In occasione dell'uscita per FX della nuova serie televisiva Legion, basata sull'eponimo mutante della Marvel Comics, Panini Comics ha deciso di pubblicare in eleganti volumi cartonati quella che forse rimane la serie più importante riguardante il personaggio, quella che lo ha definito maggiormente e ne ha consacrato le enormi potenzialità narrative. Parliamo della X-Men Legacy di Simon Spurrier che nel 2013 diede una scossa non indifferente alle serie mainstream Marvel, introducendo una autorialità e un approfondimento psicologico, una dedizione alla crescita e allo sviluppo dei personaggi che si vedevano solitamente in run più ridotte e in progetti più marginali più volutamente di nicchia.

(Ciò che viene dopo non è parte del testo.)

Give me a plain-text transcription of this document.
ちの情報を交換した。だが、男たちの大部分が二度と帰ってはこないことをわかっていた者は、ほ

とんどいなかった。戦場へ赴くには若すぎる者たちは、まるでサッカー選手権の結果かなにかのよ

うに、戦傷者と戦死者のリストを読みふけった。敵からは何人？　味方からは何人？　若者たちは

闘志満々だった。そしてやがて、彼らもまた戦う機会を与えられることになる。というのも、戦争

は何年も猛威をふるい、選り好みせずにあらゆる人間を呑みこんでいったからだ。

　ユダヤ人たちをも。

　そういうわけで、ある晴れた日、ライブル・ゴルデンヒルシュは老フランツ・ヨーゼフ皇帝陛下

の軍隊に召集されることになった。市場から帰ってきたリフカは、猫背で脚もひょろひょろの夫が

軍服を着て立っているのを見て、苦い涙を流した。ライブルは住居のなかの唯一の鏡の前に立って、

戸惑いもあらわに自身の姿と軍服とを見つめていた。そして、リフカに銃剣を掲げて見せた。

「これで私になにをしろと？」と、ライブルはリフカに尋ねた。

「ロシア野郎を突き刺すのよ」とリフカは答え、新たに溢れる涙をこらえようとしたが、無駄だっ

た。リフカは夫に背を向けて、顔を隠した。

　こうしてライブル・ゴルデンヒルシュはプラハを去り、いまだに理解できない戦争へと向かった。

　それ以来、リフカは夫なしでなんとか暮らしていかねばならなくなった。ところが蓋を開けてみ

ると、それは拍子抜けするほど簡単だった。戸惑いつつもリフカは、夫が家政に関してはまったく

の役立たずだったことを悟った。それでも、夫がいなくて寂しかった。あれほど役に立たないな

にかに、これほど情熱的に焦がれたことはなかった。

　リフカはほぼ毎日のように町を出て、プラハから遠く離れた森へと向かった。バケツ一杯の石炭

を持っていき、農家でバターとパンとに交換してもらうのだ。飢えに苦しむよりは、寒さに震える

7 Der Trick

Nel corso dei 23 numeri della saga, vengono narrati i fatti relativi alle conseguenze di Scisma e della morte del Professor Xavier sul figlio David Haller, mutante dai poteri sconfinato protagonista di questa storia, che viene etichettato con il nome di Legione, per sottolineare l'esistenza di numerose personalità con poteri inimmaginabili all'interno della sua mente. Il trauma per la perdita del genitore, il rapporto mai felice con lo stesso e tutte queste problematiche di fazione, futili screzi disgreganti all'interno della comunità mutante già fortemente provata da un passato turbolento e intriso di dolore, rappresentano un'ulteriore fonte di logoramento per la psiche già frantumata del giovane, sempre attento ad evitare che i suoi poteri disintegrino la realtà. A questo si aggiunge poi una terribile profezia, un destino infausto già scritto pervade che tutta l'opera: Legione è destinato ad annientare la razza mutante e Blindfold, la giovane mutante senz'occhi innamorata del giovane, è destinata ad ucciderlo per prevenire questa sciagurata conclusione. E la paura del mutante, il suo tentativo di modificare il corso del fato, di imparare ad amare Ruth, alias civile della preveggente cieca, e di essere accettato dal mondo, sebbene la sua potenza sconvolgente, creeranno un circolo vizioso di eventi sciagurati che in un turbinio di dolore e sofferenza porteranno ad una fine agrodolce, di certo lontano dall'happy ending.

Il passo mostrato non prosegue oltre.